An overwhelming majority of those who seek and complete higher level education require the assistance of student loans. College graduates typically have a 6 month grace period after graduation day until they need to begin making payments. Thinking with the end in mind is a great way to have a clear goal to reduce the burden of student loans. Once a goal is set, a financial plan can be created to make sure you have a healthy financial future. These are several tips to help navigate the student loan payoff process:

  1. Pay a higher amount than your minimum payment

By paying more than the minimum, you can pay off your debt faster. There are no penalties to paying higher payments and no benefit for keeping the loans around. The loans with the highest interest rates are best to eliminate first and will give you the most bang for your buck.

  1. Paying off loan interest while the student is enrolled in college

All student loans carry a rate of interest over your principal balance. For unsubsidized loans, interest accrues as soon as the loan is taken out. One strategy for these is to begin paying off interest while still in school. Automatic monthly payments can be linked to a bank account to take advantage of paying interest before college graduation.

  1. Have a reasonable budget

There are several cases in which finding an increase in income can be a challenge.

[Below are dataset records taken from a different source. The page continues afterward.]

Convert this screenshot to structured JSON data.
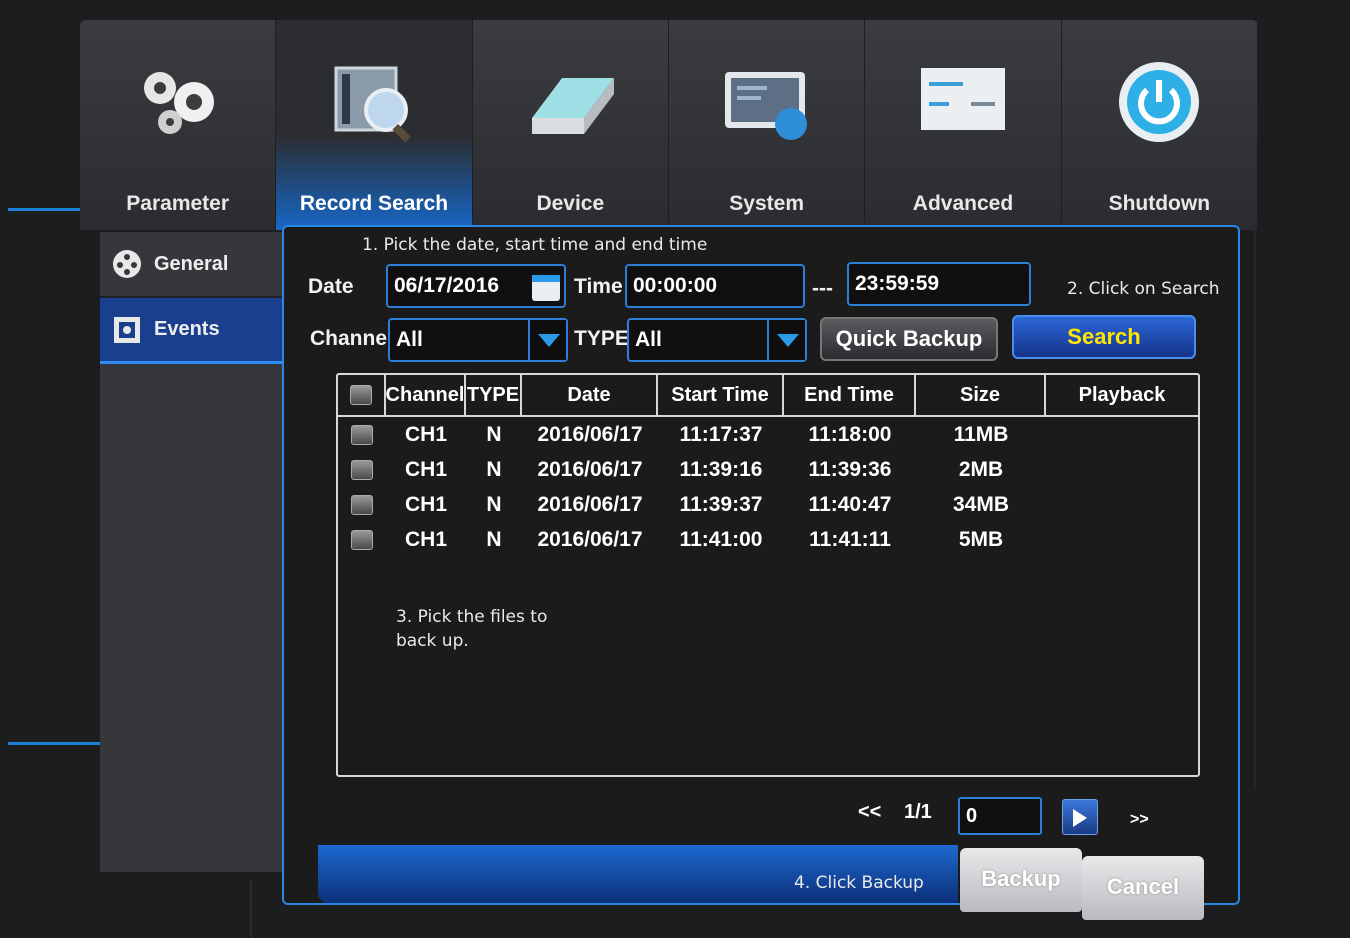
{
  "tabs": [
    {
      "label": "Parameter",
      "icon": "gears-icon",
      "active": false
    },
    {
      "label": "Record Search",
      "icon": "record-search-icon",
      "active": true
    },
    {
      "label": "Device",
      "icon": "hard-drive-icon",
      "active": false
    },
    {
      "label": "System",
      "icon": "system-info-icon",
      "active": false
    },
    {
      "label": "Advanced",
      "icon": "advanced-settings-icon",
      "active": false
    },
    {
      "label": "Shutdown",
      "icon": "power-icon",
      "active": false
    }
  ],
  "sidebar": {
    "items": [
      {
        "label": "General",
        "icon": "film-reel-icon",
        "active": false
      },
      {
        "label": "Events",
        "icon": "film-strip-icon",
        "active": true
      }
    ]
  },
  "annotations": {
    "step1": "1. Pick the date, start time and end time",
    "step2": "2. Click on Search",
    "step3_line1": "3. Pick the files to",
    "step3_line2": "back up.",
    "step4": "4. Click Backup"
  },
  "filters": {
    "date_label": "Date",
    "date_value": "06/17/2016",
    "time_label": "Time",
    "start_time": "00:00:00",
    "separator": "---",
    "end_time": "23:59:59",
    "channel_label": "Channel",
    "channel_value": "All",
    "type_label": "TYPE",
    "type_value": "All",
    "quick_backup_label": "Quick Backup",
    "search_label": "Search"
  },
  "table": {
    "columns": [
      "Channel",
      "TYPE",
      "Date",
      "Start Time",
      "End Time",
      "Size",
      "Playback"
    ],
    "rows": [
      {
        "channel": "CH1",
        "type": "N",
        "date": "2016/06/17",
        "start": "11:17:37",
        "end": "11:18:00",
        "size": "11MB"
      },
      {
        "channel": "CH1",
        "type": "N",
        "date": "2016/06/17",
        "start": "11:39:16",
        "end": "11:39:36",
        "size": "2MB"
      },
      {
        "channel": "CH1",
        "type": "N",
        "date": "2016/06/17",
        "start": "11:39:37",
        "end": "11:40:47",
        "size": "34MB"
      },
      {
        "channel": "CH1",
        "type": "N",
        "date": "2016/06/17",
        "start": "11:41:00",
        "end": "11:41:11",
        "size": "5MB"
      }
    ]
  },
  "pager": {
    "prev": "<<",
    "page": "1/1",
    "input_value": "0",
    "next": ">>"
  },
  "footer": {
    "backup_label": "Backup",
    "cancel_label": "Cancel"
  },
  "colors": {
    "accent_blue": "#2b86e0",
    "search_text": "#ffe600"
  }
}
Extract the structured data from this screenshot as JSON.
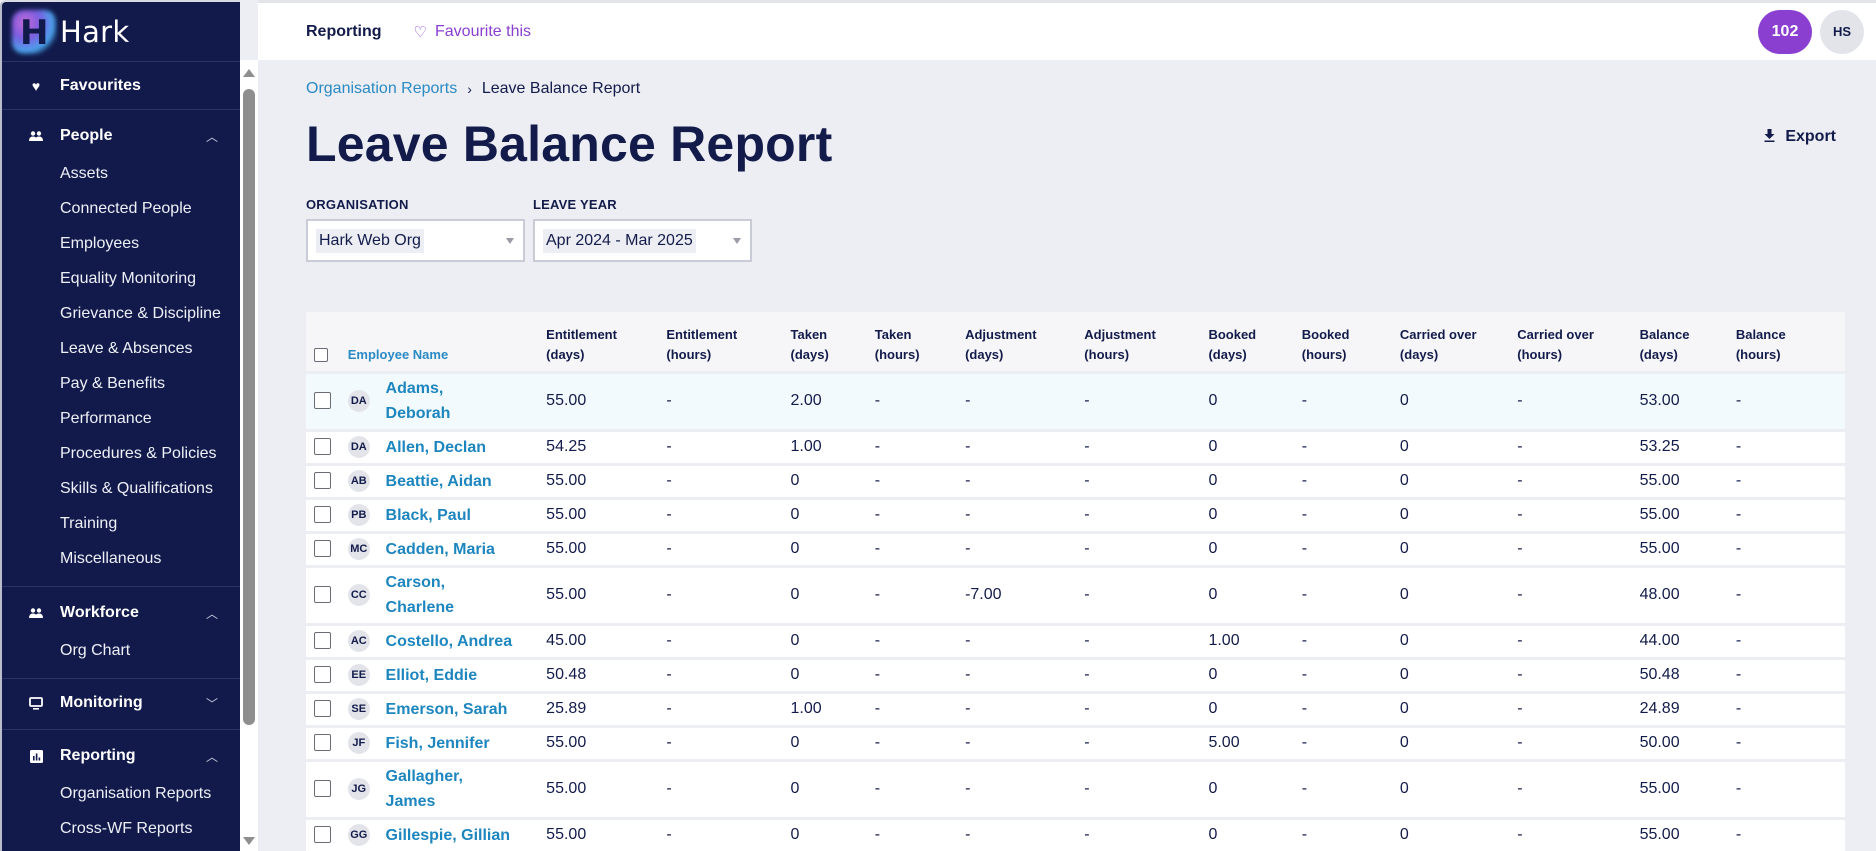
{
  "app": {
    "name": "Hark"
  },
  "sidebar": {
    "favourites": {
      "label": "Favourites",
      "icon": "heart-icon"
    },
    "sections": [
      {
        "label": "People",
        "icon": "people-icon",
        "expanded": true,
        "items": [
          "Assets",
          "Connected People",
          "Employees",
          "Equality Monitoring",
          "Grievance & Discipline",
          "Leave & Absences",
          "Pay & Benefits",
          "Performance",
          "Procedures & Policies",
          "Skills & Qualifications",
          "Training",
          "Miscellaneous"
        ]
      },
      {
        "label": "Workforce",
        "icon": "people-icon",
        "expanded": true,
        "items": [
          "Org Chart"
        ]
      },
      {
        "label": "Monitoring",
        "icon": "monitor-icon",
        "expanded": false,
        "items": []
      },
      {
        "label": "Reporting",
        "icon": "bar-chart-icon",
        "expanded": true,
        "items": [
          "Organisation Reports",
          "Cross-WF Reports"
        ]
      }
    ]
  },
  "topbar": {
    "section": "Reporting",
    "favourite_label": "Favourite this",
    "notification_count": "102",
    "user_initials": "HS"
  },
  "breadcrumb": {
    "parent": "Organisation Reports",
    "separator": "›",
    "current": "Leave Balance Report"
  },
  "page": {
    "title": "Leave Balance Report",
    "export_label": "Export"
  },
  "filters": {
    "organisation": {
      "label": "ORGANISATION",
      "value": "Hark Web Org"
    },
    "leave_year": {
      "label": "LEAVE YEAR",
      "value": "Apr 2024 - Mar 2025"
    }
  },
  "table": {
    "columns": [
      {
        "key": "name",
        "line1": "Employee Name",
        "line2": ""
      },
      {
        "key": "ent_d",
        "line1": "Entitlement",
        "line2": "(days)"
      },
      {
        "key": "ent_h",
        "line1": "Entitlement",
        "line2": "(hours)"
      },
      {
        "key": "tak_d",
        "line1": "Taken",
        "line2": "(days)"
      },
      {
        "key": "tak_h",
        "line1": "Taken",
        "line2": "(hours)"
      },
      {
        "key": "adj_d",
        "line1": "Adjustment",
        "line2": "(days)"
      },
      {
        "key": "adj_h",
        "line1": "Adjustment",
        "line2": "(hours)"
      },
      {
        "key": "bok_d",
        "line1": "Booked",
        "line2": "(days)"
      },
      {
        "key": "bok_h",
        "line1": "Booked",
        "line2": "(hours)"
      },
      {
        "key": "car_d",
        "line1": "Carried over",
        "line2": "(days)"
      },
      {
        "key": "car_h",
        "line1": "Carried over",
        "line2": "(hours)"
      },
      {
        "key": "bal_d",
        "line1": "Balance",
        "line2": "(days)"
      },
      {
        "key": "bal_h",
        "line1": "Balance",
        "line2": "(hours)"
      }
    ],
    "rows": [
      {
        "initials": "DA",
        "name_l1": "Adams,",
        "name_l2": "Deborah",
        "values": [
          "55.00",
          "-",
          "2.00",
          "-",
          "-",
          "-",
          "0",
          "-",
          "0",
          "-",
          "53.00",
          "-"
        ],
        "highlighted": true
      },
      {
        "initials": "DA",
        "name_l1": "Allen, Declan",
        "name_l2": "",
        "values": [
          "54.25",
          "-",
          "1.00",
          "-",
          "-",
          "-",
          "0",
          "-",
          "0",
          "-",
          "53.25",
          "-"
        ]
      },
      {
        "initials": "AB",
        "name_l1": "Beattie, Aidan",
        "name_l2": "",
        "values": [
          "55.00",
          "-",
          "0",
          "-",
          "-",
          "-",
          "0",
          "-",
          "0",
          "-",
          "55.00",
          "-"
        ]
      },
      {
        "initials": "PB",
        "name_l1": "Black, Paul",
        "name_l2": "",
        "values": [
          "55.00",
          "-",
          "0",
          "-",
          "-",
          "-",
          "0",
          "-",
          "0",
          "-",
          "55.00",
          "-"
        ]
      },
      {
        "initials": "MC",
        "name_l1": "Cadden, Maria",
        "name_l2": "",
        "values": [
          "55.00",
          "-",
          "0",
          "-",
          "-",
          "-",
          "0",
          "-",
          "0",
          "-",
          "55.00",
          "-"
        ]
      },
      {
        "initials": "CC",
        "name_l1": "Carson,",
        "name_l2": "Charlene",
        "values": [
          "55.00",
          "-",
          "0",
          "-",
          "-7.00",
          "-",
          "0",
          "-",
          "0",
          "-",
          "48.00",
          "-"
        ]
      },
      {
        "initials": "AC",
        "name_l1": "Costello, Andrea",
        "name_l2": "",
        "values": [
          "45.00",
          "-",
          "0",
          "-",
          "-",
          "-",
          "1.00",
          "-",
          "0",
          "-",
          "44.00",
          "-"
        ]
      },
      {
        "initials": "EE",
        "name_l1": "Elliot, Eddie",
        "name_l2": "",
        "values": [
          "50.48",
          "-",
          "0",
          "-",
          "-",
          "-",
          "0",
          "-",
          "0",
          "-",
          "50.48",
          "-"
        ]
      },
      {
        "initials": "SE",
        "name_l1": "Emerson, Sarah",
        "name_l2": "",
        "values": [
          "25.89",
          "-",
          "1.00",
          "-",
          "-",
          "-",
          "0",
          "-",
          "0",
          "-",
          "24.89",
          "-"
        ]
      },
      {
        "initials": "JF",
        "name_l1": "Fish, Jennifer",
        "name_l2": "",
        "values": [
          "55.00",
          "-",
          "0",
          "-",
          "-",
          "-",
          "5.00",
          "-",
          "0",
          "-",
          "50.00",
          "-"
        ]
      },
      {
        "initials": "JG",
        "name_l1": "Gallagher,",
        "name_l2": "James",
        "values": [
          "55.00",
          "-",
          "0",
          "-",
          "-",
          "-",
          "0",
          "-",
          "0",
          "-",
          "55.00",
          "-"
        ]
      },
      {
        "initials": "GG",
        "name_l1": "Gillespie, Gillian",
        "name_l2": "",
        "values": [
          "55.00",
          "-",
          "0",
          "-",
          "-",
          "-",
          "0",
          "-",
          "0",
          "-",
          "55.00",
          "-"
        ]
      }
    ]
  },
  "colors": {
    "sidebar_bg": "#111a4b",
    "accent_purple": "#8a3fd1",
    "link_blue": "#1e86bf",
    "page_bg": "#edeef3",
    "text_dark": "#121b4a"
  }
}
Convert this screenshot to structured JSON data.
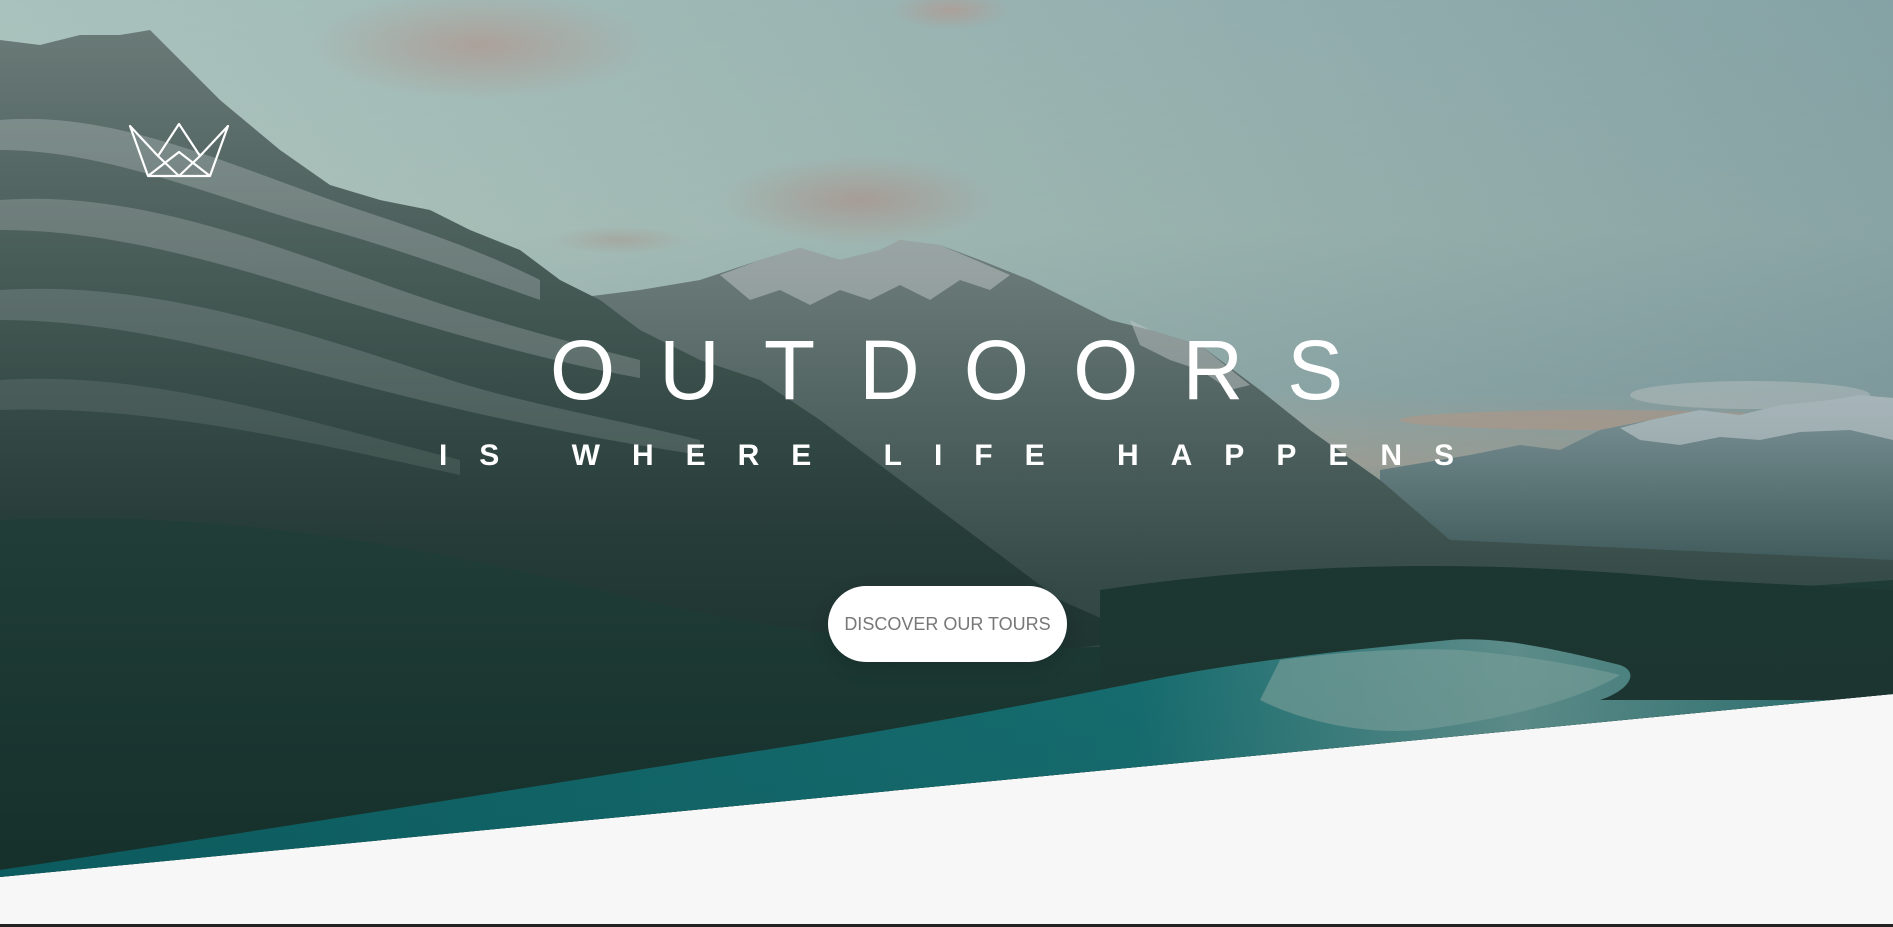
{
  "header": {
    "logo_icon": "crown-outline-icon"
  },
  "hero": {
    "title": "OUTDOORS",
    "subtitle": "IS WHERE LIFE HAPPENS",
    "cta_label": "DISCOVER OUR TOURS",
    "background": "mountain-lake-landscape-image"
  },
  "colors": {
    "sky_top": "#a9c4c2",
    "sky_horizon": "#e8b89a",
    "mountain": "#2f4a45",
    "forest": "#1f3a34",
    "lake": "#0f6f73",
    "page_bg": "#f7f7f7",
    "button_bg": "#ffffff",
    "button_text": "#777777"
  }
}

Reducing and cutting back on unnecessary expenses is a great way to add more income. For example, reducing the amount of times you go out to eat in a week and saving more of your income instead of spending more.

  1. Take advantage of tax credits

Loan servicing companies distribute 1098-E forms at tax time – make sure to report these! Depending on the interest you’ve paid over the prior year, you may be able to secure a credit as high as $2,500. A credit, unlike a deduction, is a dollar-for-dollar reduction in your tax liability.

  1. Refinancing your student loans

Shop around and visit the various student loan refinancing companies. By refinancing a student loan, you can potentially secure a lower rate of interest, a preferred payback term, and more manageable monthly payments. An Income Repayment Plan (ICP) is a potential option to help reduce federal student loan payments. If student loan payments are causing financial burdens compared to your income, an ICP may provide additional aid by adjusting monthly payments based on your discretionary income.